Moin und ein Liebes Hallo.
Nun endlich hab ich es geschafft und mich dazu entschieden mich ein wenig dem Brandungsangeln zu widmen. 
Fragen wie -welche Rute, welche Rolle, welche Schnur, etc.- haben sich geklärt. Da ist mittlerweile alles wichtige vorhanden.
Nun stellt sich mir die alles entscheidende Frage,..........
Wo?????!!!!!!?????
Ich möchte gerne auf Rügen so etwa max. 4-5 mal im Jahr ein wenig Platte angeln und wenn  der ein oder andere Dorsch dabei ist, hab ich sicherlich auch nichts dagegen.
Als absoluter Neuling in dieser Angelei möchte ich natürlich nicht gleich in sämtliche Steinpackungen meine Montagen werfen.
Wo auf Rügen kann man denn mal in aller Ruhe den Platten nachstellen?
Kann mir da jemand helfen?
Beste Grüße.


----------



## warenandi (21. November 2016)

*AW: Neuling im Brandungsangeln*

Das hört sich doch bestens an.
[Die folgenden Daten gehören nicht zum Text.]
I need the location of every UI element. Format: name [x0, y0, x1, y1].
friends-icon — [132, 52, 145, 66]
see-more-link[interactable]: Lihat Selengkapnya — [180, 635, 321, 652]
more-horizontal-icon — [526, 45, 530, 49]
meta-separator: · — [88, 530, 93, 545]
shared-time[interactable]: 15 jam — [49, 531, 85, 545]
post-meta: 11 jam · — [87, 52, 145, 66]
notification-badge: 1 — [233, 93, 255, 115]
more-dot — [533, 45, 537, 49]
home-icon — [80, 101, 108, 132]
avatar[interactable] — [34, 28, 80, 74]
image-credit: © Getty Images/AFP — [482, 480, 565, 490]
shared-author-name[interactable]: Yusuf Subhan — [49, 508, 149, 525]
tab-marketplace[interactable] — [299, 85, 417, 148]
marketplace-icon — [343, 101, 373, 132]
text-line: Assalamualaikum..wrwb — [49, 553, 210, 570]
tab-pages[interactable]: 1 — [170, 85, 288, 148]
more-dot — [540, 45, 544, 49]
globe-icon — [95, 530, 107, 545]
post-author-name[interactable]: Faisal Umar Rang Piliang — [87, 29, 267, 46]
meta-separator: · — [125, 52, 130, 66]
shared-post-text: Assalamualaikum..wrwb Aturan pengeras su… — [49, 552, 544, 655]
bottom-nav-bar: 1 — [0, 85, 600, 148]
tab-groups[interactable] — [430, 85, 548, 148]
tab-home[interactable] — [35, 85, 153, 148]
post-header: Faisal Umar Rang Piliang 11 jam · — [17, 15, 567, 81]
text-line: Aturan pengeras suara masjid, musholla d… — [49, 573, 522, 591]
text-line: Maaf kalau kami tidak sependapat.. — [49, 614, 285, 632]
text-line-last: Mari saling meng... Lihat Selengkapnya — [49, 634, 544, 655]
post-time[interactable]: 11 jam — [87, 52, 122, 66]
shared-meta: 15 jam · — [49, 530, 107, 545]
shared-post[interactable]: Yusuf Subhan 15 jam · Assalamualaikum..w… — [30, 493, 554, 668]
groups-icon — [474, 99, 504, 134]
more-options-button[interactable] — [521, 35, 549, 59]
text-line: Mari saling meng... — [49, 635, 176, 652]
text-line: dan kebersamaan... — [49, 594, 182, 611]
Vielen Dank dir.:m


----------



## warenandi (22. November 2016)

*AW: Neuling im Brandungsangeln*

Eins muss ich noch wissen.
Wenn erstmal nichts beisst, wie lange sollte man seine Montage im Wasser lassen bis man mal nachschaut?|kopfkrat


----------



## Keyless (22. November 2016)

*AW: Neuling im Brandungsangeln*

Also eine lang andere kurz geworfen, nach ca.20min mal schauen-Haken blank(Krabben etc.). Wenn Watti nicht durch den Wurf vom Haken befördert wurde, kannst die Montagen auch wesentlich länger liegen lassen/schadet nicht(wie gesagt nur ohne Krabben!).
Ansonsten mal so alle 10min-so nichts läuft die Montage ein paar Meter einholen(eventuell Fisch überworfen etc.), wenn kein Fisch da ist hilft auch das nichts-weisst du spätestens wenn die vor deinen Füssen liegt:q.
 Gruss Ulf


----------